Лет шестьдесят назад проживал в Пензенской губернии один почтительнейший сын, который в год раз двадцать, если не более, посылал своих дворовых к матери, живущей в Орловской губернии, то с десятком куриных яиц, предназначенных для высиживания, из редкой тогда еще кохинхинской породы, или с пятифунтовой банкой ежевичного варенья или липового меда. Маменька этого помещика была вполне дама прошлого столетия, она всегда была одета в шелковое платье «молдаван», старинного покроя, на голову надевала разные мудреные куафюры старинных времен, румянилась, накладывая румяны на щеки яркими неестественными пятнами, и прилепляла одну мушку возле другой.
Челядь в своем доме она имела многочисленную; толпа горничных, под начальством барыни, дежурила во всех комнатах; у каждой двери господских покоев стоял огромный малый. Встать с кресел и сделать несколько шагов для того, чтобы взять нужную вещь, она считала действием неприличным и обращалась к малому у двери с приказаниями Феньке, чтобы она прислала рыжую Шурку подать ей карты, хотя карты лежали на столе в той же комнате, где сидела барыня.
У этой барыни была особая комната для болонок и для приставленных к ним девушек; два попугая у ней тоже имели своих слуг, которые получали сухари и сливки для птиц. Болонки были у барыни очень злобные от слишком целомудренной жизни, их даже не выпускали гулять из комнат. Собаки кусали слуг ежеминутно: нередко слуга, подавая чай, стоял, танцуя перед барыней с подносом в руках. Наливая сливки в чашку, барыня замечала слуге:
– Скажи, зачем ты так трясешь подносом?
– Фиделька больно ноги кусает!
– Должно ли из-за этого трясти подносом, когда ты подаешь мне чай?
Это говорилось совершенно простодушно, в ту среду, в которой она родилась, не проникали иные понятия.
Петербургская сторона в старые годы изобиловала чудаками и оригиналами. Там можно было найти людей, убивших весь свой век и состояние на тяжбы. Такие несчастные по вечерам и ночам сидели дома над бумагами, выводя в тишине крючки на прошениях. Рано же утром их встречали уже на Мытном перевозе. Сюда они собирались, чтоб переехать в Сенат, обремененные связками и свертками бумаг.

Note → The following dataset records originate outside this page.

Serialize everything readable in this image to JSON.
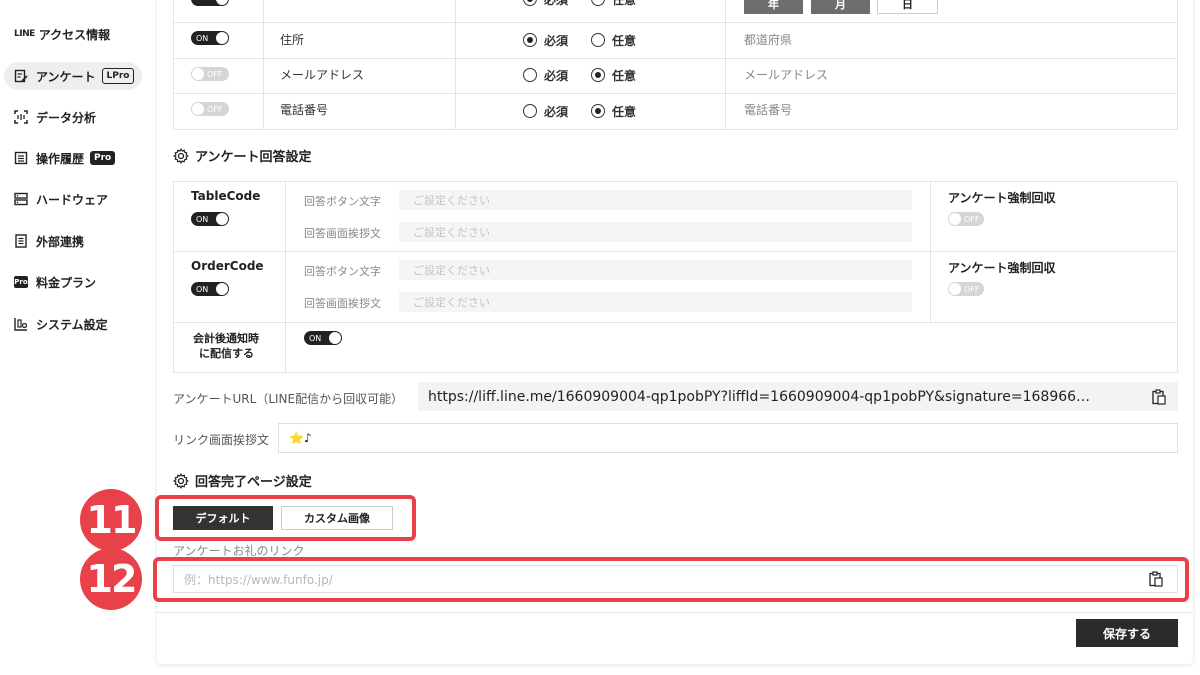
{
  "sidebar": {
    "items": [
      {
        "label": "アクセス情報",
        "logo": "LINE"
      },
      {
        "label": "アンケート",
        "badge": "LPro"
      },
      {
        "label": "データ分析"
      },
      {
        "label": "操作履歴",
        "badge": "Pro"
      },
      {
        "label": "ハードウェア"
      },
      {
        "label": "外部連携"
      },
      {
        "label": "料金プラン",
        "icon_text": "Pro"
      },
      {
        "label": "システム設定"
      }
    ]
  },
  "top_row": {
    "radio_required": "必須",
    "radio_optional": "任意",
    "btn_year": "年",
    "btn_month": "月",
    "btn_day": "日"
  },
  "fields": [
    {
      "toggle": "ON",
      "name": "住所",
      "required": "必須",
      "optional": "任意",
      "selected": "required",
      "placeholder": "都道府県"
    },
    {
      "toggle": "OFF",
      "name": "メールアドレス",
      "required": "必須",
      "optional": "任意",
      "selected": "optional",
      "placeholder": "メールアドレス"
    },
    {
      "toggle": "OFF",
      "name": "電話番号",
      "required": "必須",
      "optional": "任意",
      "selected": "optional",
      "placeholder": "電話番号"
    }
  ],
  "response_settings": {
    "title": "アンケート回答設定",
    "groups": [
      {
        "name": "TableCode",
        "toggle": "ON",
        "button_text_label": "回答ボタン文字",
        "button_text_placeholder": "ご設定ください",
        "greeting_label": "回答画面挨拶文",
        "greeting_placeholder": "ご設定ください",
        "force_label": "アンケート強制回収",
        "force_toggle": "OFF"
      },
      {
        "name": "OrderCode",
        "toggle": "ON",
        "button_text_label": "回答ボタン文字",
        "button_text_placeholder": "ご設定ください",
        "greeting_label": "回答画面挨拶文",
        "greeting_placeholder": "ご設定ください",
        "force_label": "アンケート強制回収",
        "force_toggle": "OFF"
      }
    ],
    "after_checkout_label_1": "会計後通知時",
    "after_checkout_label_2": "に配信する",
    "after_checkout_toggle": "ON"
  },
  "survey_url": {
    "label": "アンケートURL（LINE配信から回収可能）",
    "value": "https://liff.line.me/1660909004-qp1pobPY?liffId=1660909004-qp1pobPY&signature=168966…"
  },
  "link_greeting": {
    "label": "リンク画面挨拶文",
    "value": "⭐♪"
  },
  "completion_page": {
    "title": "回答完了ページ設定",
    "tab_default": "デフォルト",
    "tab_custom": "カスタム画像",
    "thanks_link_label": "アンケートお礼のリンク",
    "thanks_link_placeholder": "例：https://www.funfo.jp/"
  },
  "markers": {
    "m11": "11",
    "m12": "12"
  },
  "save_button": "保存する",
  "colors": {
    "accent_red": "#e8414a",
    "dark": "#333333"
  }
}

Лет пятьдесят тому назад почти ежедневно видели здесь одного худого, чахлого старичка, который с видимым усилием приносил под мышкой тяжелое толстое березовое полено, тщательно завернутое в клетчатый бумажный платок; садясь в лодку, он бережно клал его к себе на колени, любовно глядел на него и укутывал заботливо, словно мать ребенка.
– Берегите, берегите его, – говорили часто, смеясь, старичку молодые чиновники, – не равно простудится ваше полено, станет кашлять, спать не даст.
– Полно-те смеяться, – отвечал старичок, – оно мне и так сорок лет не дает спать.
– Да отчего же?
– Разве я вам не рассказывал?
– Нет, право, нет!
– Ой, рассказывал!
– Нет, нам не рассказывал, может быть, другим рассказывал, а нам нет.
– Это дело прелюбопытное, – начинал старичок, – от этого полена зависит все мое состояние, оно, извольте видеть, не простое полено, оно мое сердечное, образцовое… В 1798 году я ставил подряд на дрова…
И старик в тысячный раз рассказывал своим обычным слушателям, как он ставил куда-то дрова по подряду, как ему не заплатили вполне всех денег, потому, будто бы, что дрова были короче, нежели положено по условию; как он с секунд-майором А. и провинциальным секретарем Б., призвавши их в свидетели, взял собственными руками из кучи своих дров полено, так, без выбору, зря, спрятал его, завел дело и проч., и теперь для доказательства, в случае потребует надобность, постоянно отправляясь в Сенат, берет свое полено, высчитывает, сколько носовых платков износило это полено и т. п.; словом, говорил, пока лодка не причаливала к другому берегу и его слушатели не разбегались по разным направлениям; тогда он, вздохнув, давал копейку лодочнику, брал бережно полено под мышку и отправлялся в Сенат.
На Петербургской стороне существовала Плуталова улица, названная так от одного домовладельца, жившего на ней, за то, что последний, выходя из дому, потом уже никак не мог возвратиться домой; он обладал такой слабой памятью, что узнать ворот своего дома без помощи других не мог – его или приводил всегда к крыльцу будочник, или его вела старуха-кухарка. Старик весь век так и прожил в ней, жалуясь всем на свою гадкую память. «Трудно, трудно мне, – говорил он, – но еще труднее было бы, если б опять меня в школу».